The new council is being asked to have a look at the County’s 10-year strategic plan and seek help from the community to refresh and make wanted changes.

The existing strategic plan was adopted in 2016, and renewed in 2020. Its stated priorities are: financial sustainability, corporate culture, infrastructure renewal, maintain rural and historic character, stable and diversified economy, livable community and adapting to climate change.

Last January, Aidan Grove-White, a director with StrategyCorp, told council the plan is not adequately defined and linked to operating plans and budgets and while its goals are valid, they lack specific outcomes.

A check-in on the plan had been requested, but further work was put off in March as was determined the council was too late into the electoral cycle to devote the time, effort and resources necessary.

Grove-White returns to council tonight with recommendations of five conversations to be had with the public to chart direction over the coming decade.

These conversations would occur by way of surveys, at town halls and workshops in early 2023 to inform the “Towards a 10-year Community Plan Report” to be delivered in the Spring.

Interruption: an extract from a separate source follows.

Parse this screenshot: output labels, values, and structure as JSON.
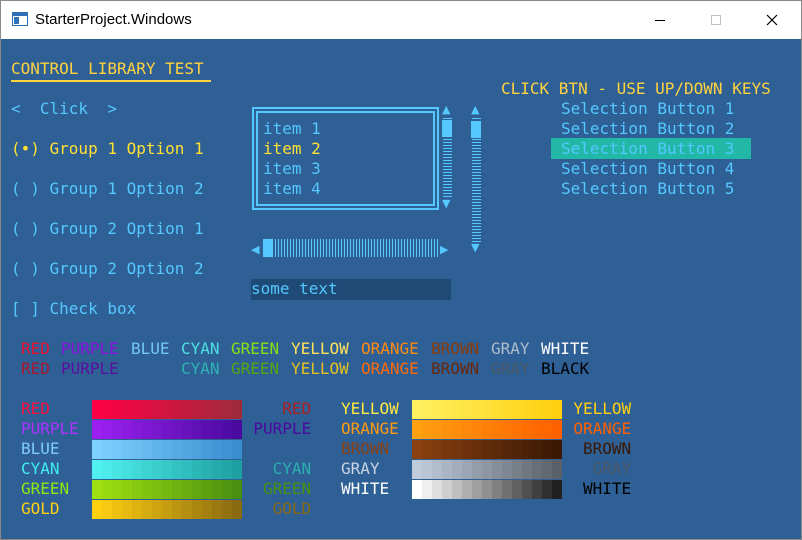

The conversations StrategyCorp recommends:

1. Strengthening County government’s engagement with the public
• The municipality is already seen as doing a good job of maintaining community engagement with their local government, and respondents want to build on this success.
• How to ensure more community members are productively engaged when important decisions are made.
• What barriers still exist for engagement with the public and how to overcome them.
• Begin the conversation about what residents want from their councillors, both on immediate ward issues and how the overall County is governed.

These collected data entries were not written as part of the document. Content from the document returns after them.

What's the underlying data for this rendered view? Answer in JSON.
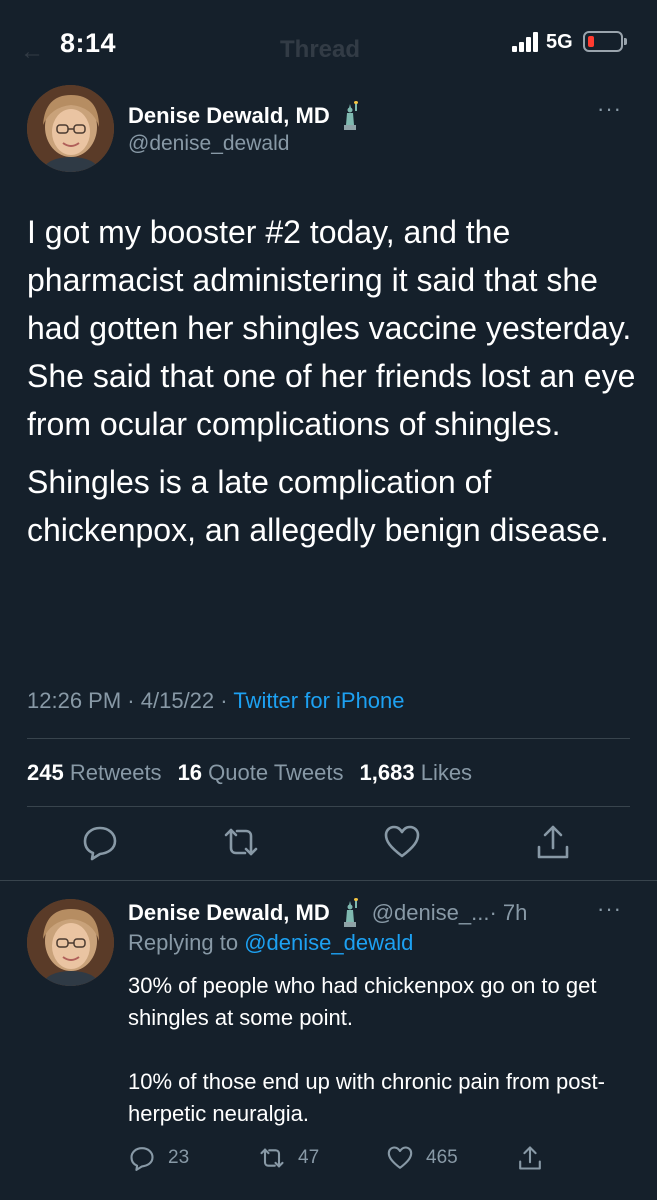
{
  "status_bar": {
    "time": "8:14",
    "network": "5G"
  },
  "header": {
    "back_glyph": "←",
    "title": "Thread"
  },
  "main_tweet": {
    "author_name": "Denise Dewald, MD",
    "author_handle": "@denise_dewald",
    "author_emoji_icon": "statue-of-liberty-icon",
    "body": [
      "I got my booster #2 today, and the pharmacist administering it said that she had gotten her shingles vaccine yesterday. She said that one of her friends lost an eye from ocular complications of shingles.",
      "Shingles is a late complication of chickenpox, an allegedly benign disease."
    ],
    "time": "12:26 PM",
    "date": "4/15/22",
    "separator": "·",
    "source": "Twitter for iPhone",
    "stats": {
      "retweets_count": "245",
      "retweets_label": "Retweets",
      "quotes_count": "16",
      "quotes_label": "Quote Tweets",
      "likes_count": "1,683",
      "likes_label": "Likes"
    },
    "more_glyph": "···",
    "actions": [
      "reply-icon",
      "retweet-icon",
      "like-icon",
      "share-icon"
    ]
  },
  "reply_tweet": {
    "author_name": "Denise Dewald, MD",
    "author_handle": "@denise_...",
    "time": "· 7h",
    "replying_prefix": "Replying to",
    "replying_to": "@denise_dewald",
    "body": [
      "30% of people who had chickenpox go on to get shingles at some point.",
      "10% of those end up with chronic pain from post-herpetic neuralgia."
    ],
    "counts": {
      "replies": "23",
      "retweets": "47",
      "likes": "465"
    },
    "more_glyph": "···"
  },
  "colors": {
    "background": "#15202b",
    "text": "#ffffff",
    "secondary": "#8899a6",
    "accent": "#1da1f2",
    "divider": "#38444d",
    "battery_low": "#ff3b30"
  }
}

2. Diversifying the County’s economy while preserving our historic character
• Defining central County concepts of “rural” and “historic character” so they can be operationalized by the County.
• Balance maintaining functional rural communities and preserving the historic character of settlement areas.
• Using the tools the County has to help shape the economy to deliver a good quality of life for all residents.

3. Aligning our infrastructure investments and fiscal policy priorities
• Developing a plan to identify and fund the long-term infrastructure needs of the community (both maintaining existing infrastructure and building new where required).
• Balancing infrastructure funding needs with the ability of residents to pay taxes.

4. Harnessing the benefits of tourism to improve residents’ quality of life
• As the county becomes a more attractive destination there are increased opportunities to improve the quality of life and wellbeing of residents.
• While tourism has brought a lot to the County, and has the potential to bring more, it also comes with challenges that need to be managed.
• Building more housing is part of the solution for improving affordability, but it could degrade the rural feel of the County.
• Limiting the use of residential properties by short-term accommodation or for use as “second residences” for non-permanent residents may form part of the solution.

5. Responding to the climate emergency and reduce the challenges we face
• Deciding how the County should prioritize addressing climate change, i.e., through emission reduction activities or by adapting to it.
• What goal or targets should the County be reaching for in addressing climate change?

Council meets tonight at 7 p.m. at Highline Hall, Wellington. The meeting is to be lived streamed on YouTube.